Renate and Alex Dreyfoos

We had the opportunity to ask Alex Dreyfoos a few questions regarding his tireless philanthropic support of the cultural arts and sciences in the Palm Beach area:

questions final

What specifically about the mission of MPFI resonates with your own passions as a scientist?

Max Planck excels in the high magnification instruments and electron microscopes that can now see below the molecular level. The work that is happening in neuroscience now with the ability to actually see dendrites and watch neurons firing is incredibly important. The beautiful pictures obtained from these microscopes are helping scientists understand just how our bodies work.

Why is it so personally important to you to support scientific research-based organizations?

I have Alzheimer’s disease, and I’ve become more public about it because the cost to our nation is well over $200 billion dollars a year now in terms of caretaker costs. The economic value of this caregiving results in an average of 20 hours of unpaid care provided per caregiver each week. This translates into time missed from paid employment and further amplifies the financial strain and emotional stress placed on families caring for loved ones with Alzheimer’s. I’m very supportive of the fundamental work that Max Planck is doing in terms of trying to understand the basic ways the brain functions, gaining insight to fight this disease.
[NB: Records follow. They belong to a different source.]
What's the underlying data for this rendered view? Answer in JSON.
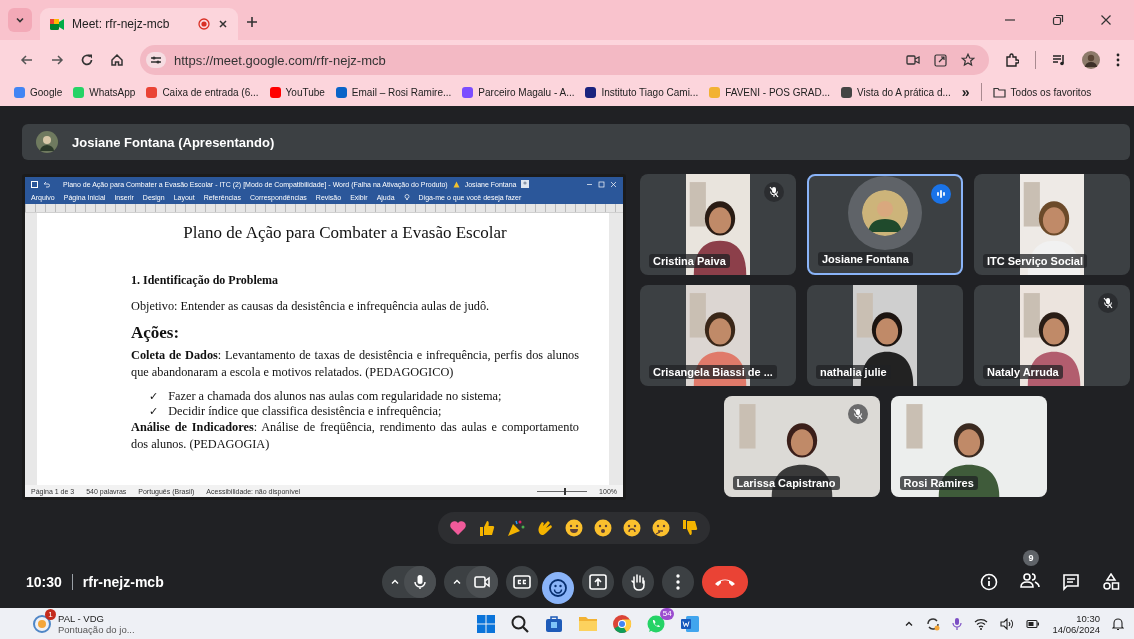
{
  "browser": {
    "tab": {
      "title": "Meet: rfr-nejz-mcb"
    },
    "url": "https://meet.google.com/rfr-nejz-mcb",
    "bookmarks": [
      "Google",
      "WhatsApp",
      "Caixa de entrada (6...",
      "YouTube",
      "Email – Rosi Ramire...",
      "Parceiro Magalu - A...",
      "Instituto Tiago Cami...",
      "FAVENI - POS GRAD...",
      "Vista do A prática d..."
    ],
    "more_bookmarks": "»",
    "all_bookmarks": "Todos os favoritos"
  },
  "meet": {
    "presenter": "Josiane Fontana (Apresentando)",
    "document": {
      "title_bar": "Plano de Ação para Combater a Evasão Escolar - ITC (2) [Modo de Compatibilidade] - Word (Falha na Ativação do Produto)",
      "user": "Josiane Fontana",
      "menu": [
        "Arquivo",
        "Página Inicial",
        "Inserir",
        "Design",
        "Layout",
        "Referências",
        "Correspondências",
        "Revisão",
        "Exibir",
        "Ajuda"
      ],
      "tell_me": "Diga-me o que você deseja fazer",
      "blocks": [
        {
          "kind": "title",
          "text": "Plano de Ação para Combater a Evasão Escolar"
        },
        {
          "kind": "heading",
          "text": "1. Identificação do Problema"
        },
        {
          "kind": "para",
          "text": "Objetivo: Entender as causas da desistência e infrequência aulas de judô."
        },
        {
          "kind": "section",
          "text": "Ações:"
        },
        {
          "kind": "para",
          "text": "**Coleta de Dados**: Levantamento de taxas de desistência e infrequência, perfis dos alunos que abandonaram a escola e motivos relatados. (PEDAGOGICO)"
        },
        {
          "kind": "bullet",
          "mark": "✓",
          "text": "Fazer a chamada dos alunos nas aulas com regularidade no sistema;"
        },
        {
          "kind": "bullet",
          "mark": "✓",
          "text": "Decidir índice que classifica desistência e infrequência;"
        },
        {
          "kind": "para",
          "text": "**Análise de Indicadores**: Análise de freqüência, rendimento das aulas e comportamento dos alunos. (PEDAGOGIA)"
        }
      ],
      "status": [
        "Página 1 de 3",
        "540 palavras",
        "Português (Brasil)",
        "Acessibilidade: não disponível"
      ],
      "zoom_slider": {
        "level": 0.55
      },
      "zoom": "100%"
    },
    "participants": [
      {
        "name": "Cristina Paiva",
        "kind": "portrait",
        "muted": true,
        "speaking": false
      },
      {
        "name": "Josiane Fontana",
        "kind": "avatar",
        "muted": false,
        "speaking": true
      },
      {
        "name": "ITC Serviço Social",
        "kind": "portrait",
        "muted": false,
        "speaking": false
      },
      {
        "name": "Crisangela Biassi de ...",
        "kind": "portrait",
        "muted": false,
        "speaking": false
      },
      {
        "name": "nathalia julie",
        "kind": "portrait",
        "muted": false,
        "speaking": false
      },
      {
        "name": "Nataly Arruda",
        "kind": "portrait",
        "muted": true,
        "speaking": false
      },
      {
        "name": "Larissa Capistrano",
        "kind": "landscape",
        "muted": true,
        "speaking": false
      },
      {
        "name": "Rosi Ramires",
        "kind": "landscape",
        "muted": false,
        "speaking": false
      }
    ],
    "time": "10:30",
    "meeting_code": "rfr-nejz-mcb",
    "people_count": "9",
    "controls": [
      {
        "kind": "mic",
        "active": false
      },
      {
        "kind": "camera",
        "active": false
      },
      {
        "kind": "captions",
        "active": false
      },
      {
        "kind": "reactions",
        "active": true
      },
      {
        "kind": "present",
        "active": false
      },
      {
        "kind": "hand",
        "active": false
      },
      {
        "kind": "more",
        "active": false
      },
      {
        "kind": "end",
        "active": false
      }
    ]
  },
  "taskbar": {
    "notification": {
      "title": "PAL - VDG",
      "subtitle": "Pontuação do jo...",
      "badge": "1"
    },
    "apps": [
      {
        "kind": "start"
      },
      {
        "kind": "search"
      },
      {
        "kind": "store"
      },
      {
        "kind": "files"
      },
      {
        "kind": "chrome"
      },
      {
        "kind": "whatsapp",
        "badge": "54"
      },
      {
        "kind": "word"
      }
    ],
    "time": "10:30",
    "date": "14/06/2024"
  }
}
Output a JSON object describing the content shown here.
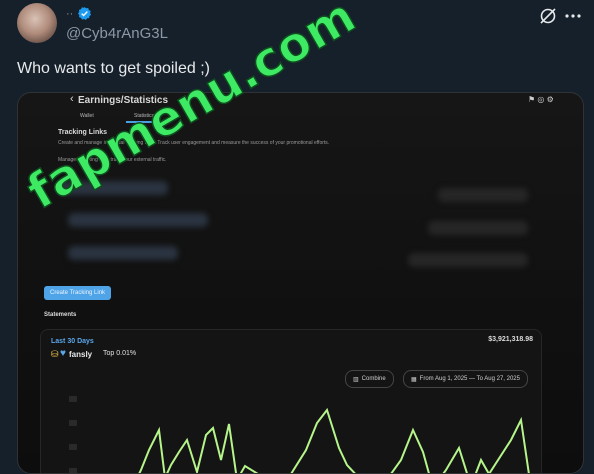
{
  "post": {
    "author_name": "··",
    "handle": "@Cyb4rAnG3L",
    "text": "Who wants to get spoiled ;)"
  },
  "screenshot": {
    "back_glyph": "‹",
    "page_title": "Earnings/Statistics",
    "tabs": [
      "Wallet",
      "Statistics"
    ],
    "section_title": "Tracking Links",
    "section_desc": "Create and manage individual tracking links. Track user engagement and measure the success of your promotional efforts.",
    "section_desc2": "Managed tracking links track your external traffic.",
    "create_button": "Create Tracking Link",
    "statements_label": "Statements",
    "period_label": "Last 30 Days",
    "amount": "$3,921,318.98",
    "brand": "fansly",
    "rank": "Top 0.01%",
    "combine_label": "Combine",
    "date_range": "From Aug 1, 2025 — To Aug 27, 2025"
  },
  "watermark": {
    "text": "fapmenu.com"
  },
  "colors": {
    "accent": "#1d9bf0",
    "chart_line": "#b6f58a",
    "watermark": "#3eea63"
  },
  "icons": {
    "verified": "verified-badge-icon",
    "mute": "no-signal-icon",
    "more": "more-dots-icon"
  }
}
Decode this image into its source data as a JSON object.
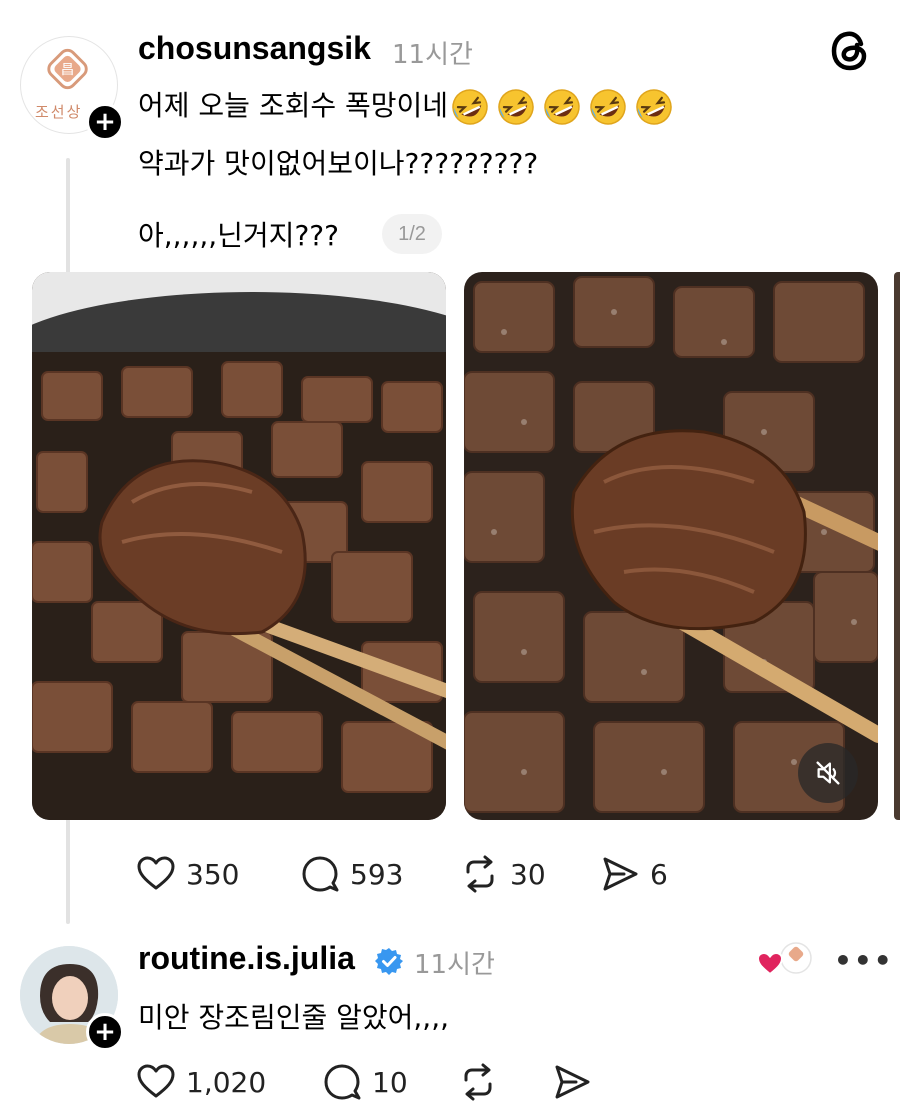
{
  "post": {
    "username": "chosunsangsik",
    "time": "11시간",
    "avatar_text": "조선상",
    "text_line1": "어제 오늘 조회수 폭망이네",
    "emoji_name": "rolling-on-the-floor-laughing",
    "emoji_count": 5,
    "text_line2": "약과가 맛이없어보이나?????????",
    "text_line3": "아,,,,,,닌거지???",
    "page_indicator": "1/2",
    "likes": "350",
    "comments": "593",
    "reposts": "30",
    "shares": "6"
  },
  "reply": {
    "username": "routine.is.julia",
    "time": "11시간",
    "verified": true,
    "text": "미안 장조림인줄 알았어,,,,",
    "likes": "1,020",
    "comments": "10",
    "more_label": "•••"
  },
  "icons": {
    "app_logo": "threads-icon",
    "like": "heart-icon",
    "comment": "comment-icon",
    "repost": "repost-icon",
    "share": "share-icon",
    "mute": "muted-speaker-icon"
  },
  "colors": {
    "text": "#000000",
    "muted": "#999999",
    "verified": "#3897f0",
    "liked_heart": "#e0245e"
  }
}
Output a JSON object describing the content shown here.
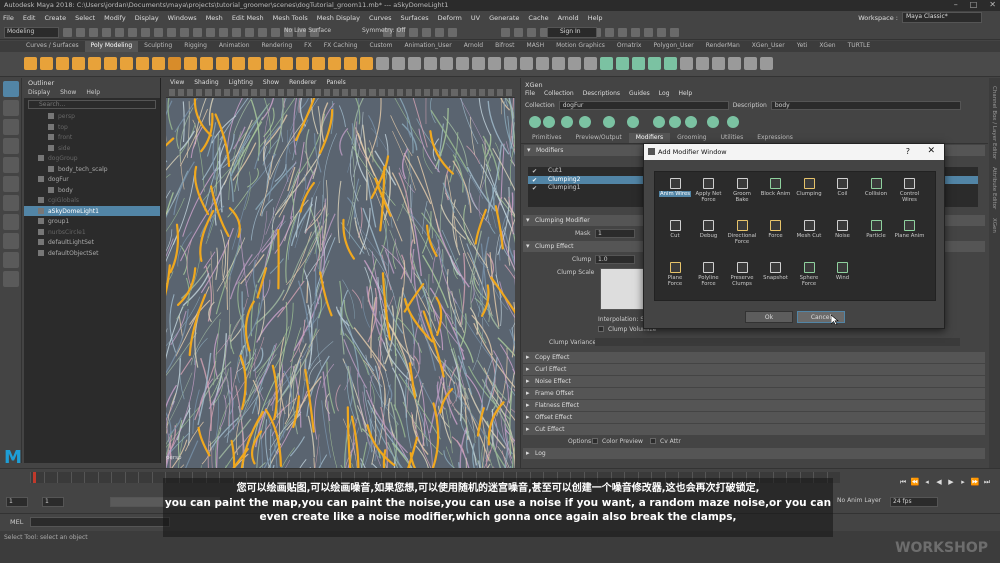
{
  "window": {
    "title": "Autodesk Maya 2018: C:\\Users\\jordan\\Documents\\maya\\projects\\tutorial_groomer\\scenes\\dogTutorial_groom11.mb*  ---  aSkyDomeLight1"
  },
  "menubar": {
    "items": [
      "File",
      "Edit",
      "Create",
      "Select",
      "Modify",
      "Display",
      "Windows",
      "Mesh",
      "Edit Mesh",
      "Mesh Tools",
      "Mesh Display",
      "Curves",
      "Surfaces",
      "Deform",
      "UV",
      "Generate",
      "Cache",
      "Arnold",
      "Help"
    ],
    "workspace_label": "Workspace :",
    "workspace_value": "Maya Classic*"
  },
  "statusline": {
    "mode": "Modeling",
    "live_surface": "No Live Surface",
    "symmetry": "Symmetry: Off",
    "sign_in": "Sign In"
  },
  "shelf": {
    "tabs": [
      "Curves / Surfaces",
      "Poly Modeling",
      "Sculpting",
      "Rigging",
      "Animation",
      "Rendering",
      "FX",
      "FX Caching",
      "Custom",
      "Animation_User",
      "Arnold",
      "Bifrost",
      "MASH",
      "Motion Graphics",
      "Ornatrix",
      "Polygon_User",
      "RenderMan",
      "XGen_User",
      "Yeti",
      "XGen",
      "TURTLE"
    ],
    "active_tab": "Poly Modeling"
  },
  "outliner": {
    "title": "Outliner",
    "menu": [
      "Display",
      "Show",
      "Help"
    ],
    "search_placeholder": "Search...",
    "rows": [
      {
        "label": "persp",
        "dim": true
      },
      {
        "label": "top",
        "dim": true
      },
      {
        "label": "front",
        "dim": true
      },
      {
        "label": "side",
        "dim": true
      },
      {
        "label": "dogGroup",
        "dim": true
      },
      {
        "label": "body_tech_scalp",
        "dim": false
      },
      {
        "label": "dogFur",
        "dim": false
      },
      {
        "label": "body",
        "dim": false
      },
      {
        "label": "cgiGlobals",
        "dim": true
      },
      {
        "label": "aSkyDomeLight1",
        "dim": false,
        "selected": true
      },
      {
        "label": "group1",
        "dim": false
      },
      {
        "label": "nurbsCircle1",
        "dim": true
      },
      {
        "label": "defaultLightSet",
        "dim": false
      },
      {
        "label": "defaultObjectSet",
        "dim": false
      }
    ]
  },
  "viewport": {
    "menu": [
      "View",
      "Shading",
      "Lighting",
      "Show",
      "Renderer",
      "Panels"
    ],
    "camera_label": "persp"
  },
  "xgen": {
    "title": "XGen",
    "menu": [
      "File",
      "Collection",
      "Descriptions",
      "Guides",
      "Log",
      "Help"
    ],
    "collection_label": "Collection",
    "collection_value": "dogFur",
    "description_label": "Description",
    "description_value": "body",
    "tabs": [
      "Primitives",
      "Preview/Output",
      "Modifiers",
      "Grooming",
      "Utilities",
      "Expressions"
    ],
    "active_tab": "Modifiers",
    "modifiers_section": "Modifiers",
    "modifier_list": [
      {
        "label": "Cut1",
        "checked": true,
        "selected": false
      },
      {
        "label": "Clumping2",
        "checked": true,
        "selected": true
      },
      {
        "label": "Clumping1",
        "checked": true,
        "selected": false
      }
    ],
    "clumping_modifier": "Clumping Modifier",
    "mask_label": "Mask",
    "mask_value": "1",
    "clump_effect": "Clump Effect",
    "clump_label": "Clump",
    "clump_value": "1.0",
    "clump_scale_label": "Clump Scale",
    "interpolation_label": "Interpolation",
    "interpolation_value": "Si",
    "clump_volumize": "Clump Volumize",
    "clump_variance": "Clump Variance",
    "collapsed_sections": [
      "Copy Effect",
      "Curl Effect",
      "Noise Effect",
      "Frame Offset",
      "Flatness Effect",
      "Offset Effect",
      "Cut Effect"
    ],
    "options_label": "Options",
    "color_preview": "Color Preview",
    "cv_attr": "Cv Attr",
    "log_label": "Log"
  },
  "dialog": {
    "title": "Add Modifier Window",
    "help_glyph": "?",
    "close_glyph": "✕",
    "modifiers": [
      {
        "label": "Anim Wires",
        "selected": true,
        "color": "#cfcfcf"
      },
      {
        "label": "Apply Net Force",
        "color": "#cfcfcf"
      },
      {
        "label": "Groom Bake",
        "color": "#cfcfcf"
      },
      {
        "label": "Block Anim",
        "color": "#8fd19e"
      },
      {
        "label": "Clumping",
        "color": "#e6c36a"
      },
      {
        "label": "Coil",
        "color": "#cfcfcf"
      },
      {
        "label": "Collision",
        "color": "#8fd19e"
      },
      {
        "label": "Control Wires",
        "color": "#cfcfcf"
      },
      {
        "label": "Cut",
        "color": "#cfcfcf"
      },
      {
        "label": "Debug",
        "color": "#cfcfcf"
      },
      {
        "label": "Directional Force",
        "color": "#e6c36a"
      },
      {
        "label": "Force",
        "color": "#e6c36a"
      },
      {
        "label": "Mesh Cut",
        "color": "#cfcfcf"
      },
      {
        "label": "Noise",
        "color": "#cfcfcf"
      },
      {
        "label": "Particle",
        "color": "#8fd19e"
      },
      {
        "label": "Plane Anim",
        "color": "#8fd19e"
      },
      {
        "label": "Plane Force",
        "color": "#e6c36a"
      },
      {
        "label": "Polyline Force",
        "color": "#cfcfcf"
      },
      {
        "label": "Preserve Clumps",
        "color": "#cfcfcf"
      },
      {
        "label": "Snapshot",
        "color": "#cfcfcf"
      },
      {
        "label": "Sphere Force",
        "color": "#8fd19e"
      },
      {
        "label": "Wind",
        "color": "#8fd19e"
      }
    ],
    "ok_label": "Ok",
    "cancel_label": "Cancel"
  },
  "timeline": {
    "range_start": "1",
    "current_frame": "1",
    "range_end": "120",
    "fps": "24 fps",
    "anim_layer": "No Anim Layer",
    "character_set": "No Character Set"
  },
  "mel": {
    "label": "MEL"
  },
  "helpline": {
    "text": "Select Tool: select an object"
  },
  "subtitle": {
    "zh": "您可以绘画贴图,可以绘画噪音,如果您想,可以使用随机的迷宫噪音,甚至可以创建一个噪音修改器,这也会再次打破锁定,",
    "en_line1": "you can paint the map,you can paint the noise,you can use a noise if you want, a random maze noise,or you can",
    "en_line2": "even create like a noise modifier,which gonna once again also break the clamps,"
  },
  "watermark": {
    "line1": "WORKSHOP"
  },
  "right_sidebar": [
    "Channel Box / Layer Editor",
    "Attribute Editor",
    "XGen"
  ],
  "colors": {
    "selection": "#5285a6",
    "hair_accent": "#f0a81e",
    "maya_logo": "#1d9ed6"
  }
}
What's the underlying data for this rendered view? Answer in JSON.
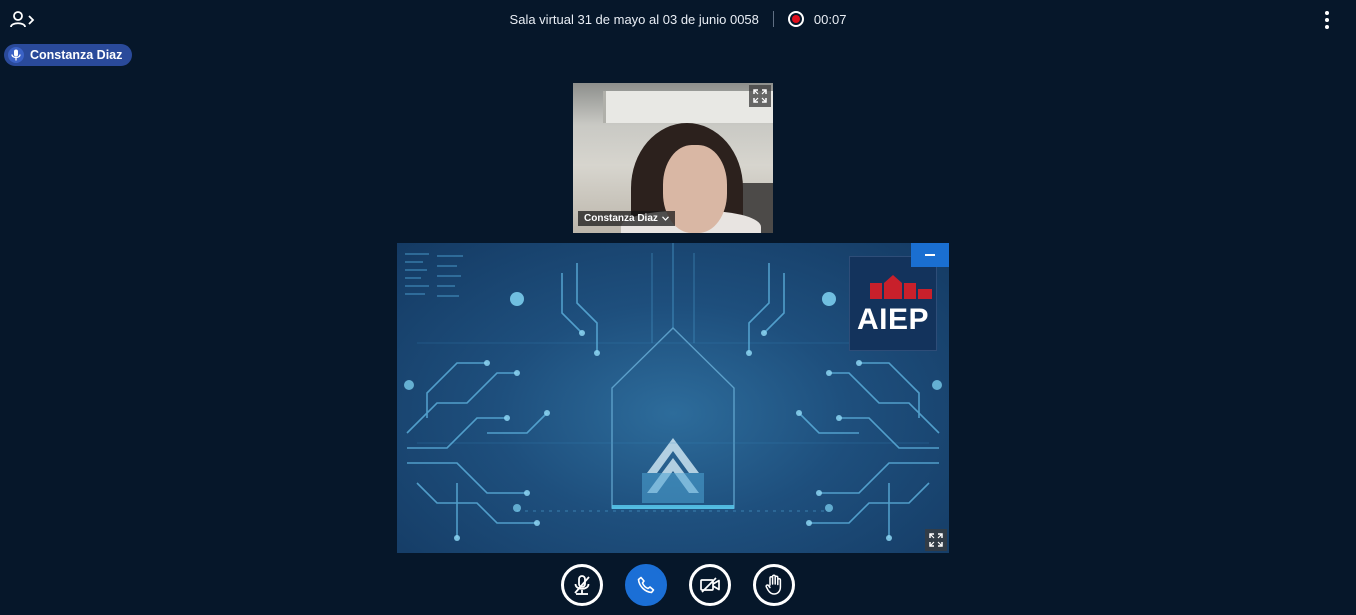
{
  "header": {
    "users_toggle_icon": "user-arrow-icon",
    "meeting_title": "Sala virtual 31 de mayo al 03 de junio 0058",
    "recording_time": "00:07",
    "recording_icon": "record-icon",
    "record_color": "#e10f1d",
    "options_icon": "kebab-menu-icon"
  },
  "talking_indicator": {
    "name": "Constanza Diaz",
    "icon": "microphone-icon",
    "color": "#2a4a9a"
  },
  "webcam": {
    "user_name": "Constanza Diaz",
    "dropdown_icon": "chevron-down-icon",
    "fullscreen_icon": "fullscreen-icon"
  },
  "presentation": {
    "logo_text": "AIEP",
    "minimize_icon": "minimize-icon",
    "fullscreen_icon": "fullscreen-icon",
    "accent_color": "#1a6fd1"
  },
  "controls": {
    "mute_icon": "microphone-muted-icon",
    "audio_icon": "phone-icon",
    "video_icon": "video-off-icon",
    "raise_hand_icon": "hand-icon",
    "primary_color": "#1b6fd6"
  }
}
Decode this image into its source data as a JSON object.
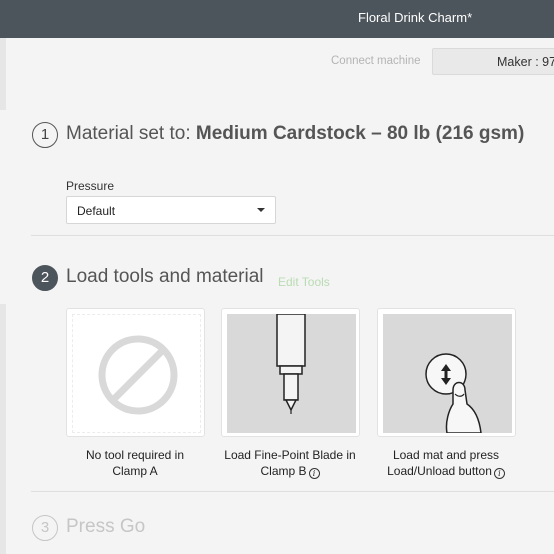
{
  "window": {
    "title": "Floral Drink Charm*"
  },
  "header": {
    "connect_label": "Connect machine",
    "machine_label": "Maker : 97"
  },
  "step1": {
    "number": "1",
    "title_prefix": "Material set to:",
    "material": "Medium Cardstock – 80 lb (216 gsm)",
    "pressure_label": "Pressure",
    "pressure_value": "Default"
  },
  "step2": {
    "number": "2",
    "title": "Load tools and material",
    "edit_tools": "Edit Tools",
    "cards": [
      {
        "line1": "No tool required in",
        "line2": "Clamp A",
        "icon": "no-tool-icon"
      },
      {
        "line1": "Load Fine-Point Blade in",
        "line2": "Clamp B",
        "icon": "fine-point-blade-icon",
        "info": "i"
      },
      {
        "line1": "Load mat and press",
        "line2": "Load/Unload button",
        "icon": "load-unload-button-icon",
        "info": "i"
      }
    ]
  },
  "step3": {
    "number": "3",
    "title": "Press Go"
  },
  "colors": {
    "titlebar": "#4d555c",
    "edit_tools": "#b9dcb2",
    "faded": "#c6c6c6"
  }
}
“I’ve tried to make our gifts an example for others.”

Alex Dreyfoos, MPFI Trustee, Local Visionary, Inventor, Entrepreneur and Philanthropist

As major community philanthropists, how would your family like to see other individuals support the scientific research and work of organizations like MPFI?

I’ve tried to make our gifts an example for others. It’s important for local philanthropists to attend events hosted right at MPFI’s facility so they will be able to see firsthand the work the scientists are doing in their labs.

Alex Dreyfoos’ connection to science and artistic expression is longstanding. He graduated from Massachusetts Institute of Technology (MIT) before serving in the U.S. Air Force in Germany where he managed a photographic reconnaissance laboratory.

He later earned an MBA degree from Harvard Business School. In 1963, Dreyfoos founded Photo Electronics Corporation, where he invented the Video Color Negative Analyzer (VCNA), marketed worldwide by Kodak and now part of a permanent exhibit at the Smithsonian Institution. A motion picture version of the VCNA earned his company an Academy Award from the Academy of Motion Picture Arts and Sciences. He holds 10 U.S. patents, is a lifetime trustee of the MIT Corporation, and a fellow of the American Academy of Arts and Sciences. He owned WPEC TV-12 from 1973 to 1996.

The West Palm Beach philanthropist and his wife, Renate, are well known for their leadership roles in establishing the Cultural Council of Palm Beach County and the Raymond F. Kravis Center for the Performing Arts, as well as supporting The Dreyfoos School for the Performing Arts.

Dreyfoos confided that his primary motivation for taking the lead on establishing a world-renowned arts center in our region was initially a selfish one. He wanted to attract great talent and leading institutes to the area. The couple’s leadership in the arts started a domino effect.

Next, his hope was that scientific researchers as well as the talented people who assist them would eventually make their homes in Palm Beach County. Dreyfoos completed a term on the Board of Trustees of The Scripps Research Institute. He is currently an active trustee on the Board of the Max Planck Florida Institute for Neuroscience.

“The Institute’s presence here puts Palm Beach County on the global map of scientific achievement, which is dear to my heart and interests,” shared Dreyfoos when he designated the gift to Max Planck Florida Foundation. “Max Planck is important to our economy and educational resources, but most importantly it is moving us closer to cures for Alzheimer’s, autism, Parkinson’s, and other diseases of the brain. What could be more important than that?” he challenged.

The Max Planck Florida Foundation received a generous $1 million gift in March 2014 from Alexander and Renate Dreyfoos. In honor of the couple’s gift, the central atrium at the research institute has been designated the Alexander and Renate Dreyfoos Atrium.

Max Planck Florida Institute for Neuroscience’s CEO and Scientific Director, Dr. David Fitzpatrick stated, “Mr. Dreyfoos continues to be one of our most vocal champions for neuroscience research.”